Grid.ID - Pada Januari 1999, presiden baru Indonesia, BJ Habibie, mengumumkan bahwa Timor Lorosa'e dapat memiliki otonomi luas atau pemisahan cepat dari Indonesia.
Namun, pemerintahnya tidak mau membiarkan pasukan internasional yang dipimpin PBB masuk sebelum diputuskan.
“Jenderal Wiranto telah menyatakan… secara terbuka… bahwa militer akan dengan patuh mendukung keputusan pemerintah, tetapi banyak yang mencurigai dukungan militer itu tidak apa-apa,” kata pengarahan kedutaan.
Penilaian itu benar, dan ratusan dokumen selama berbulan-bulan mengungkapkan bahwa para pejabat AS telah mengumpulkan bukti dan membentuk pandangan bahwa militer Indonesia mempersenjatai milisi.
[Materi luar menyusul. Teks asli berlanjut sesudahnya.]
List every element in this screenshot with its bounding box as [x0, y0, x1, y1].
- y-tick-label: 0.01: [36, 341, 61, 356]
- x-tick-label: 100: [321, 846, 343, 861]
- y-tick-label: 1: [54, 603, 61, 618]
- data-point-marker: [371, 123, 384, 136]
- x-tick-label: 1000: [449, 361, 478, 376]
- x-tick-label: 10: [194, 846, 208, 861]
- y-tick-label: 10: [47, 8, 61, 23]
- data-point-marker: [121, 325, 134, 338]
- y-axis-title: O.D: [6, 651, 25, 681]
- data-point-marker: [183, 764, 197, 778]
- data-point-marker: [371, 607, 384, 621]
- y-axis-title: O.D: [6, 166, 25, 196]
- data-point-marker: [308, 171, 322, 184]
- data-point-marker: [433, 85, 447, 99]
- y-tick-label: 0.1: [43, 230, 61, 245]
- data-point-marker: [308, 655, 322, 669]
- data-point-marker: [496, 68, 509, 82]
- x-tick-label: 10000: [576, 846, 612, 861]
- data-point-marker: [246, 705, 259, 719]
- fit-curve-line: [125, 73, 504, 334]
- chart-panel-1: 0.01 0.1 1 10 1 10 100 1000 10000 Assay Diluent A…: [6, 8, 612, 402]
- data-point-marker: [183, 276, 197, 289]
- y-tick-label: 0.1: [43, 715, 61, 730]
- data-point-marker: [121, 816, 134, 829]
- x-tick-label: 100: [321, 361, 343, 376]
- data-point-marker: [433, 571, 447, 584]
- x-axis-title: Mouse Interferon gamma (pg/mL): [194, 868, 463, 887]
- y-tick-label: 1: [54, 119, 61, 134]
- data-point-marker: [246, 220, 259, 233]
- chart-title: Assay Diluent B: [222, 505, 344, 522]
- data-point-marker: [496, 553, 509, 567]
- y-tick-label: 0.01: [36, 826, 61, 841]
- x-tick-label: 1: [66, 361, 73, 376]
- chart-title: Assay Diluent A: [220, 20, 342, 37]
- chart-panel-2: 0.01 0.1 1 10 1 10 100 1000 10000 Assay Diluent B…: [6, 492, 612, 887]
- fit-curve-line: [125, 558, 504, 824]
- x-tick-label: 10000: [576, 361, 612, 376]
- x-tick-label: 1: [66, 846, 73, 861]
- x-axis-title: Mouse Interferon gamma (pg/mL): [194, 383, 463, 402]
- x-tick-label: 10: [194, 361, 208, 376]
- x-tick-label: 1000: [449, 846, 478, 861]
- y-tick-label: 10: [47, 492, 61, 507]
Pada Februari 1999, sebuah laporan intelijen departemen luar negeri mengutip pejabat kedutaan Jakarta yang mengatakan bahwa militer Indonesia "mempersenjatai kelompok-kelompok kecil paramiliter Timor-Leste" dan bahwa personel militer berpakaian preman berpartisipasi langsung dalam kelompok-kelompok itu.
Pada bulan Maret, intelijen militer mencatat adanya “hubungan dekat” antara militer dan milisi lokal, “banyak yang diciptakan oleh perwira Pasukan Khusus dan Intelijen Indonesia”.
Secara khusus disebutkan “Keputusan Wiranto pada awal 1999 untuk memberikan ratusan senjata kepada kelompok milisi”.
Dikatakan markas distrik setempat telah memasok amunisi, logistik, dan saran.